In his vision, Internet-enabled science centers and classroom labs could hook into the real-time adventure as well as online educational activities. Ballard said at least four of the interactive network sites involved in the Jason Project are already planning to follow his Black Sea adventure.

Ballard is also involved in a marine telepresence project known as the Immersion Institute, which has already hooked up underwater cameras at California’s Monterey Bay National Marine Sanctuary in such a way that they can be monitored and controlled on the other side of the country, at Connecticut’s Mystic Aquarium & Institute for Exploration.

The Channel Islands National Marine Sanctuary is next on the list for an Internet2-based video hookup, to be followed by Thunder Bay in Michigan and the Florida Keys, said Chris Mobley, manager of the Channel Island sanctuary.

Mobley said the aim of the project is to bring the beauties of the marine sanctuaries to inlanders living far away from the East and the West Coast.

“This is a way that they can be more connected,” he explained.

Making it happen
Ballard’s expedition in July and August would take real-time marine exploration to the next level, building on EDS’ technology and the aquarium’s Immersion Institute. The Black Sea voyage aboard the research vessel Knorr is the centerpiece of the trip, but Ballard is also planning to study the ancient Israeli seaport of Ashkelon in cooperation with Harvard researchers, and the eastern Nile Delta in league with Egyptian archaeologist Zahi Hawass, a fellow National Geographic explorer-in-residence.

Ballard said the estimated $2.5 million cost of the expedition is already covered, thanks to support from National Geographic, the National Oceanic and Atmospheric Administration and the U.S. Navy.

Meanwhile, an engineering team at the Mystic Aquarium & Institute for Exploration is developing Hercules, the $2 million remotely operated vehicle equipped with mechanical arms for underwater archaeological excavation.
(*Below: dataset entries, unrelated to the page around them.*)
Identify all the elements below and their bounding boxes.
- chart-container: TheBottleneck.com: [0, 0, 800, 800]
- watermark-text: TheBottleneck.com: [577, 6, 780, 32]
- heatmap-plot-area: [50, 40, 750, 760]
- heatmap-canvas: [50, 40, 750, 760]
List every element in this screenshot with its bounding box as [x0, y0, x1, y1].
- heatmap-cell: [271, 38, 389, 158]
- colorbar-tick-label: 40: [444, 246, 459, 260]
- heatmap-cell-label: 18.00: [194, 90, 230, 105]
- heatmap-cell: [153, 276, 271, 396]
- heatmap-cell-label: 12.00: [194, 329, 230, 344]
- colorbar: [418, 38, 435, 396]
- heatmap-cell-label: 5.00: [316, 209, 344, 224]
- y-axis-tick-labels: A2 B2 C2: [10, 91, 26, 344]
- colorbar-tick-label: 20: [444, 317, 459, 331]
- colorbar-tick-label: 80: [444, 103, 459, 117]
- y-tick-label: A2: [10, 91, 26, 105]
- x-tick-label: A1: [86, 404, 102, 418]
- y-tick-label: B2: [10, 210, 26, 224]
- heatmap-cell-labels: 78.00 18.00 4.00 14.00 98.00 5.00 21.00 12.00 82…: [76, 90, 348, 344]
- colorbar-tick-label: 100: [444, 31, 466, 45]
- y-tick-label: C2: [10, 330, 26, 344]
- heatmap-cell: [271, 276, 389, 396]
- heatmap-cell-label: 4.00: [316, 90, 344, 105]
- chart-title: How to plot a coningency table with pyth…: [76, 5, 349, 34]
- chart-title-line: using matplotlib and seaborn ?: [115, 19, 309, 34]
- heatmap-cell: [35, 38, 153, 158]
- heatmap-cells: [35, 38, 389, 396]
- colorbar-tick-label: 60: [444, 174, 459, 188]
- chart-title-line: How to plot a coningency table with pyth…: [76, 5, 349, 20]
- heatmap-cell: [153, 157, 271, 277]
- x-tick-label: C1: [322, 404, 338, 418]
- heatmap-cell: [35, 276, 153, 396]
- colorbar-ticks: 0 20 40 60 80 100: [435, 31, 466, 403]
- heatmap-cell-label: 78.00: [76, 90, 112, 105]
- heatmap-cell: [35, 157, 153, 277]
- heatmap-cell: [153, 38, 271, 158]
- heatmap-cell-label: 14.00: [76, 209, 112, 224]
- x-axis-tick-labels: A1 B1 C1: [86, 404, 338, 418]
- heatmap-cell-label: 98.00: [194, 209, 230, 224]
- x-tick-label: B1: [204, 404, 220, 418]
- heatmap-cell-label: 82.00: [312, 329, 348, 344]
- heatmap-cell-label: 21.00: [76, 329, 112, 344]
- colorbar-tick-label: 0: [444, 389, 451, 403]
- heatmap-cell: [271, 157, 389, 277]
Setting up the network for the telepresence aspect of the expedition could call for expenses of a similar scale. EDS and other technological partners are already sketching out plans for a containerized control van that could be hoisted onto a ship, with a satellite uplink platform that could send signals reliably from a rolling sea.

The system will require HDTV and standard TV cameras, encoders designed to interface with Internet2, and a store-and-forward system for detailed scientific data.

Media Arts’ Thompson hoped that the system could be used on scientific expeditions beyond the Black Sea, such as next year’s Jason Project trip to Panama.

“We can take it anywhere in the world, do deep-water, shallow-water exploration anywhere in the world, and have scientists do science,” Media Arts’ Thompson said. “It’s way out on the edge.”

Clarification: An earlier version of this story may have left an incorrect impression about Media Arts’ technological role.